Low-Range Essay (4, 3, 2, 1)

• Does not respond adequately to the prompt

• Demonstrates insufficient and/or inaccurate understanding of the passage

• Does not link stylistic elements to Capote’s view of Holcomb

• Underdevelops and/or inaccurately analyzes the development of Capote’s view of Holcomb

• Fails to demonstrate an understanding of Capote’s tone

• Demonstrates weak control of the elements of diction, syntax, and organization


• A 4 or 3 essay may do no more than paraphrase sections of the passage rather than analyze Capote’s view of Holcomb.

• A 2 essay may merely summarize the passage.

• A 1–2 essay indicates a major lack of understanding and control. It fails to comprehend the prompt and/or the passage. It may also indicate severe writing problems.

Student Essay A

This is a high-range paper for the following reasons:

• It is on task.

• It indicates complete understanding of the prompt and the passage.
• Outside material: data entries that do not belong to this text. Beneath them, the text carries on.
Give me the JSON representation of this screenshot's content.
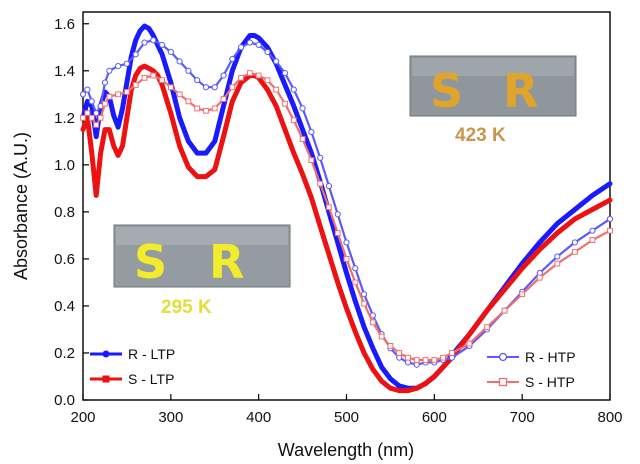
{
  "chart_data": {
    "type": "line",
    "title": "",
    "xlabel": "Wavelength (nm)",
    "ylabel": "Absorbance (A.U.)",
    "xlim": [
      200,
      800
    ],
    "ylim": [
      0.0,
      1.65
    ],
    "xticks": [
      200,
      300,
      400,
      500,
      600,
      700,
      800
    ],
    "yticks": [
      0.0,
      0.2,
      0.4,
      0.6,
      0.8,
      1.0,
      1.2,
      1.4,
      1.6
    ],
    "xtick_labels": [
      "200",
      "300",
      "400",
      "500",
      "600",
      "700",
      "800"
    ],
    "ytick_labels": [
      "0.0",
      "0.2",
      "0.4",
      "0.6",
      "0.8",
      "1.0",
      "1.2",
      "1.4",
      "1.6"
    ],
    "legend_placement": "bottom-left and bottom-right",
    "series": [
      {
        "name": "R - LTP",
        "color": "#1a1aff",
        "marker": "filled-circle",
        "x": [
          200,
          205,
          210,
          215,
          220,
          225,
          230,
          235,
          240,
          245,
          250,
          255,
          260,
          265,
          270,
          275,
          280,
          285,
          290,
          300,
          310,
          320,
          330,
          340,
          350,
          360,
          370,
          380,
          390,
          395,
          400,
          410,
          420,
          430,
          440,
          450,
          460,
          470,
          480,
          490,
          500,
          510,
          520,
          530,
          540,
          550,
          560,
          570,
          580,
          590,
          600,
          610,
          620,
          640,
          660,
          680,
          700,
          720,
          740,
          760,
          780,
          800
        ],
        "y": [
          1.2,
          1.27,
          1.25,
          1.12,
          1.25,
          1.31,
          1.29,
          1.21,
          1.16,
          1.24,
          1.35,
          1.46,
          1.53,
          1.57,
          1.59,
          1.58,
          1.55,
          1.51,
          1.47,
          1.35,
          1.2,
          1.1,
          1.05,
          1.05,
          1.1,
          1.25,
          1.4,
          1.5,
          1.55,
          1.55,
          1.54,
          1.5,
          1.43,
          1.34,
          1.25,
          1.15,
          1.05,
          0.93,
          0.8,
          0.67,
          0.54,
          0.42,
          0.31,
          0.22,
          0.14,
          0.09,
          0.06,
          0.05,
          0.05,
          0.07,
          0.1,
          0.14,
          0.19,
          0.28,
          0.38,
          0.48,
          0.58,
          0.67,
          0.75,
          0.81,
          0.87,
          0.92
        ]
      },
      {
        "name": "S - LTP",
        "color": "#ee1111",
        "marker": "filled-square",
        "x": [
          200,
          205,
          210,
          215,
          220,
          225,
          230,
          235,
          240,
          245,
          250,
          255,
          260,
          265,
          270,
          275,
          280,
          285,
          290,
          300,
          310,
          320,
          330,
          340,
          350,
          360,
          370,
          380,
          390,
          395,
          400,
          410,
          420,
          430,
          440,
          450,
          460,
          470,
          480,
          490,
          500,
          510,
          520,
          530,
          540,
          550,
          560,
          570,
          580,
          590,
          600,
          610,
          620,
          640,
          660,
          680,
          700,
          720,
          740,
          760,
          780,
          800
        ],
        "y": [
          1.15,
          1.2,
          1.05,
          0.87,
          1.05,
          1.15,
          1.15,
          1.08,
          1.04,
          1.08,
          1.2,
          1.32,
          1.38,
          1.41,
          1.42,
          1.41,
          1.4,
          1.38,
          1.34,
          1.22,
          1.08,
          0.99,
          0.95,
          0.95,
          0.98,
          1.12,
          1.27,
          1.35,
          1.38,
          1.38,
          1.37,
          1.32,
          1.25,
          1.15,
          1.05,
          0.96,
          0.86,
          0.74,
          0.62,
          0.5,
          0.39,
          0.29,
          0.2,
          0.13,
          0.08,
          0.05,
          0.04,
          0.04,
          0.05,
          0.07,
          0.1,
          0.14,
          0.18,
          0.28,
          0.38,
          0.47,
          0.56,
          0.64,
          0.71,
          0.77,
          0.81,
          0.85
        ]
      },
      {
        "name": "R - HTP",
        "color": "#5a5aff",
        "marker": "open-circle",
        "x": [
          200,
          205,
          210,
          215,
          220,
          225,
          230,
          240,
          250,
          260,
          270,
          280,
          290,
          300,
          310,
          320,
          330,
          340,
          350,
          360,
          370,
          380,
          390,
          400,
          410,
          420,
          430,
          440,
          450,
          460,
          470,
          480,
          490,
          500,
          510,
          520,
          530,
          540,
          550,
          560,
          570,
          580,
          590,
          600,
          610,
          620,
          640,
          660,
          680,
          700,
          720,
          740,
          760,
          780,
          800
        ],
        "y": [
          1.3,
          1.32,
          1.27,
          1.22,
          1.25,
          1.35,
          1.4,
          1.42,
          1.43,
          1.47,
          1.52,
          1.53,
          1.51,
          1.48,
          1.44,
          1.4,
          1.36,
          1.33,
          1.33,
          1.38,
          1.45,
          1.5,
          1.52,
          1.51,
          1.48,
          1.44,
          1.39,
          1.32,
          1.24,
          1.14,
          1.03,
          0.91,
          0.79,
          0.67,
          0.56,
          0.45,
          0.36,
          0.28,
          0.22,
          0.18,
          0.16,
          0.15,
          0.16,
          0.16,
          0.17,
          0.18,
          0.23,
          0.3,
          0.38,
          0.46,
          0.54,
          0.61,
          0.67,
          0.72,
          0.77
        ]
      },
      {
        "name": "S - HTP",
        "color": "#f07070",
        "marker": "open-square",
        "x": [
          200,
          205,
          210,
          215,
          220,
          225,
          230,
          240,
          250,
          260,
          270,
          280,
          290,
          300,
          310,
          320,
          330,
          340,
          350,
          360,
          370,
          380,
          390,
          400,
          410,
          420,
          430,
          440,
          450,
          460,
          470,
          480,
          490,
          500,
          510,
          520,
          530,
          540,
          550,
          560,
          570,
          580,
          590,
          600,
          610,
          620,
          640,
          660,
          680,
          700,
          720,
          740,
          760,
          780,
          800
        ],
        "y": [
          1.2,
          1.22,
          1.2,
          1.17,
          1.2,
          1.26,
          1.29,
          1.3,
          1.31,
          1.34,
          1.37,
          1.38,
          1.36,
          1.33,
          1.3,
          1.27,
          1.24,
          1.23,
          1.24,
          1.28,
          1.33,
          1.37,
          1.39,
          1.38,
          1.36,
          1.32,
          1.26,
          1.19,
          1.11,
          1.02,
          0.92,
          0.82,
          0.71,
          0.6,
          0.5,
          0.41,
          0.33,
          0.27,
          0.23,
          0.2,
          0.18,
          0.17,
          0.17,
          0.17,
          0.18,
          0.2,
          0.24,
          0.31,
          0.38,
          0.45,
          0.52,
          0.58,
          0.63,
          0.68,
          0.72
        ]
      }
    ],
    "annotations": [
      {
        "id": "photo_hot",
        "label": "423 K",
        "label_color": "#c8964a",
        "letters": [
          "S",
          "R"
        ],
        "letter_color": "#e0a42a"
      },
      {
        "id": "photo_cold",
        "label": "295 K",
        "label_color": "#e2df3c",
        "letters": [
          "S",
          "R"
        ],
        "letter_color": "#f2ec2c"
      }
    ]
  }
}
• It uses mature diction [paragraph 1: “Capote reveals … imminent change”], [paragraph 2: “Capote also gives … simplistic”], [paragraph 3: “the hard blue skies … to do so”].

• It integrates references to support the thesis of the essay [paragraph 2: “Capote also gives … hamlet”], [paragraph 3: “Focusing … has-been status”], [paragraph 4: “with the simile … passage”].
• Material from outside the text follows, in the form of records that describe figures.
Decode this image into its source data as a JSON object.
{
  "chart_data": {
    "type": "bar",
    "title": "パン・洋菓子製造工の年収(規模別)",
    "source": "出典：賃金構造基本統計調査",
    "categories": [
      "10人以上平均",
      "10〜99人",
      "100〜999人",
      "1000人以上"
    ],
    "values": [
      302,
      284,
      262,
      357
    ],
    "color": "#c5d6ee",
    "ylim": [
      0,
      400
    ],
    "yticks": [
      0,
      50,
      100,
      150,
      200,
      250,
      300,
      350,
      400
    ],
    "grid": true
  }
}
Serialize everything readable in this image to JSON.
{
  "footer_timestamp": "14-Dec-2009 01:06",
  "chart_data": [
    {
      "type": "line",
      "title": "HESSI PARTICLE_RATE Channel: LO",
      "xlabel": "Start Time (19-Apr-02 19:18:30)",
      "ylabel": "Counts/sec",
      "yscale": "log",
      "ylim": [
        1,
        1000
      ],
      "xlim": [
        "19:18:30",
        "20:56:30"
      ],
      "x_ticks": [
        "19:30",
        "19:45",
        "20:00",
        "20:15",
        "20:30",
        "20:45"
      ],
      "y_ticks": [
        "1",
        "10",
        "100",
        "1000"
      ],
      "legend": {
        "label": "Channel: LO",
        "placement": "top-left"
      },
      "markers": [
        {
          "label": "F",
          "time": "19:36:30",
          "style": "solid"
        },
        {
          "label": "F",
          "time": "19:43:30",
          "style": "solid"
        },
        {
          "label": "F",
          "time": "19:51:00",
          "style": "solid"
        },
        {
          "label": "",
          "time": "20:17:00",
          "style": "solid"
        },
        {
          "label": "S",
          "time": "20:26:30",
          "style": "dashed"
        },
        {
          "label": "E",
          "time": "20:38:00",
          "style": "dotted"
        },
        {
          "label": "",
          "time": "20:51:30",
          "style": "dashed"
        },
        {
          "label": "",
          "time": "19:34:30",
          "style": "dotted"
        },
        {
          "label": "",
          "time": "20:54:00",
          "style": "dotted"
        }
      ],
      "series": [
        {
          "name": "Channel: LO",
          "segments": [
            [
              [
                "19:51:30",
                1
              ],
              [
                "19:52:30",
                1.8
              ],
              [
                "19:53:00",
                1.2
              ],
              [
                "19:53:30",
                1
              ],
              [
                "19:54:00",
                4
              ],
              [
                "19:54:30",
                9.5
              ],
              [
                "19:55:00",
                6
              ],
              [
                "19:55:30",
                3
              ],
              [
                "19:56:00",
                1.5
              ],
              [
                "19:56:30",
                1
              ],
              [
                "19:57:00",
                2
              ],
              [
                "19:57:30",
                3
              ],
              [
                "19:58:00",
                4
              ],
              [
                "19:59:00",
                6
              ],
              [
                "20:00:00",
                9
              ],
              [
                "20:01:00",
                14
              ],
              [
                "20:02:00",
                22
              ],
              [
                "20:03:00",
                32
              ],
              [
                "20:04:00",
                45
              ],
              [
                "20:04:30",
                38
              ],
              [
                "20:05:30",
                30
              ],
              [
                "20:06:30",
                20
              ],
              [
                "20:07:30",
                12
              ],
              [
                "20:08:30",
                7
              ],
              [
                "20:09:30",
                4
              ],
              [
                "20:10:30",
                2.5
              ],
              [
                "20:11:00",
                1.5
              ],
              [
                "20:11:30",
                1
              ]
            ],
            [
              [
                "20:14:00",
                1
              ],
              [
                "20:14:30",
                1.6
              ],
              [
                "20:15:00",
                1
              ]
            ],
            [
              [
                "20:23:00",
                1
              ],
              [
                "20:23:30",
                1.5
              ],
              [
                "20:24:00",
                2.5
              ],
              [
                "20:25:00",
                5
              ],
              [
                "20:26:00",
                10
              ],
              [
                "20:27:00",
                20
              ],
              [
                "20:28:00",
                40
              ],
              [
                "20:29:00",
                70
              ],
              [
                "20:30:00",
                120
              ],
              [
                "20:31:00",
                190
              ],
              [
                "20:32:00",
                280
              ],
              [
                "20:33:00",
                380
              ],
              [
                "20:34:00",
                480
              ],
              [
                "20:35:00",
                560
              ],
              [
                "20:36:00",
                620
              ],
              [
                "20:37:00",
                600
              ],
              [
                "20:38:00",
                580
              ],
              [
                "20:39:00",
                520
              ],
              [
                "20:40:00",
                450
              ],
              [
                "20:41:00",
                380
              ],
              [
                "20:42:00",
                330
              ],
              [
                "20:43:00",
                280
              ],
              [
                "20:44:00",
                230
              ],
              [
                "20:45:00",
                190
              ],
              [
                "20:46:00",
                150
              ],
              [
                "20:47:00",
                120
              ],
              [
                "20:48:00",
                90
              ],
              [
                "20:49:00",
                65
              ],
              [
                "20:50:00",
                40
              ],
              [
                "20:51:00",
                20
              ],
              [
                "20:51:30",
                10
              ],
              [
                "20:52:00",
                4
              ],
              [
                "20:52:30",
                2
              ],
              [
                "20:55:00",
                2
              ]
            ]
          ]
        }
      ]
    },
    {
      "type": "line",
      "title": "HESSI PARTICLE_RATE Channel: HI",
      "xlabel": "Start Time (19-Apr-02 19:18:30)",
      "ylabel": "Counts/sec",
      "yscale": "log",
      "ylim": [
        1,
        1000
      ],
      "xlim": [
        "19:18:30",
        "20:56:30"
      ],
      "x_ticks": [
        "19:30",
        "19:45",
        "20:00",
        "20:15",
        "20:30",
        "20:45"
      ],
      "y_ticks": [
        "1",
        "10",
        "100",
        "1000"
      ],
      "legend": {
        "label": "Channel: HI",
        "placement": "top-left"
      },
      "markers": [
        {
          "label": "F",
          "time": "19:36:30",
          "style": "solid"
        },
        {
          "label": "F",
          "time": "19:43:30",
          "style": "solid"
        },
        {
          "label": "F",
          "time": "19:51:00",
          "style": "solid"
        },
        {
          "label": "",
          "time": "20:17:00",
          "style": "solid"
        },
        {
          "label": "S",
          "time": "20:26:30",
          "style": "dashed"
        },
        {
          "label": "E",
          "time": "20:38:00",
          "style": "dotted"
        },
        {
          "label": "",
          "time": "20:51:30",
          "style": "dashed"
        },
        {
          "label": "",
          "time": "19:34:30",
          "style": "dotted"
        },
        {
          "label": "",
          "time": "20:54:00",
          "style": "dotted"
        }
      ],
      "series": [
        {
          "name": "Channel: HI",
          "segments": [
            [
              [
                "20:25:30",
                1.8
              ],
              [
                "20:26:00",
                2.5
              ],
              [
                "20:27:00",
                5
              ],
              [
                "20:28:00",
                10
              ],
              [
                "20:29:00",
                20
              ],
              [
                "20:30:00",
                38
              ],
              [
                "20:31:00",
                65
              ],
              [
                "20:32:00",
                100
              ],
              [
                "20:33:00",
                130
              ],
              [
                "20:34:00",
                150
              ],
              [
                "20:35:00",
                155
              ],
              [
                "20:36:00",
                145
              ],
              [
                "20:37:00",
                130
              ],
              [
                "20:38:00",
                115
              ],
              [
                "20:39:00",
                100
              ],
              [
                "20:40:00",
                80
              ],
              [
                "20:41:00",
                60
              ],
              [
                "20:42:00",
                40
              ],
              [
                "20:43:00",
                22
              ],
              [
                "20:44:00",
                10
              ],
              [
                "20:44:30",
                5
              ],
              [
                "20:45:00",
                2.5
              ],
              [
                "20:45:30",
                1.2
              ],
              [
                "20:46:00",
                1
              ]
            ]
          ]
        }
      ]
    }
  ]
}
• It grasps subtleties and implications [paragraph 1: “Capote reveals … change”], [paragraph 2: “One gets … place”], [paragraph 4: “The area’s … discusses”], [paragraph 6: “By the end … descriptions”].

• It introduces specifics in a sophisticated manner [paragraph 3: “He does not … farming days”], [paragraph 5: “The author … solemnity”].

• It uses good “connective tissue” [paragraphs 2 and 3: “in addition”], [paragraph 4: “Capote also uses …”], [paragraph 5: “This is not the only contrast …”].

• It creates original and insightful comments [paragraph 2: “one gets … melancholy place”], [paragraph 3: “He does not … farming days”].

• It presents a conclusion that introduces unique observations and brings the reader directly to what may follow this passage.

This is a high-range essay that indicates a writer who “gets it”—who clearly understands the passage and the prompt and who can present ideas in a mature, controlled voice.

Student Essay B

This is a mid-range essay for the following reasons:

• It sets up an introduction that indicates the writer’s understanding of the prompt.

• It cites appropriate specifics, but often does not adequately integrate these into the analysis [paragraph 2: “In order … present there”], [paragraph 3, sentence 2].

• It uses frequently awkward diction and syntax [first line of paragraph 2], [last sentence of paragraph 2], [all of paragraph 5].

• It demonstrates good topic adherence.

• It reveals a facility with stylistic analysis [paragraph 2: “To create … reaches them”], [paragraph 3, sentence 3].

• It presents a conclusion that does not add anything to the impact of the essay.

This mid-range paper indicates a writer who understands both the prompt and the process of analysis. However, the essay does not address the subtle, underlying purpose of the passage and ignores the foreshadowing and contrast. The writer’s frequently awkward and disconnected diction and syntax prevent it from achieving the level of the high-range essays.

Now It’s Your Turn


1. Try a little reverse psychology. Now that you are thoroughly familiar with this passage, construct two or three alternate AP level prompts. (Walk a little in the examiner’s shoes.) This will help you gain insight into the very process of test-making.

2. Find other examples of descriptions of setting you can analyze in the same way as you did with the Capote excerpt. You might want to investigate works by John Steinbeck, Joan Didion, Peter Matthiessen, and, certainly, Sebastian Jung’s The Perfect Storm.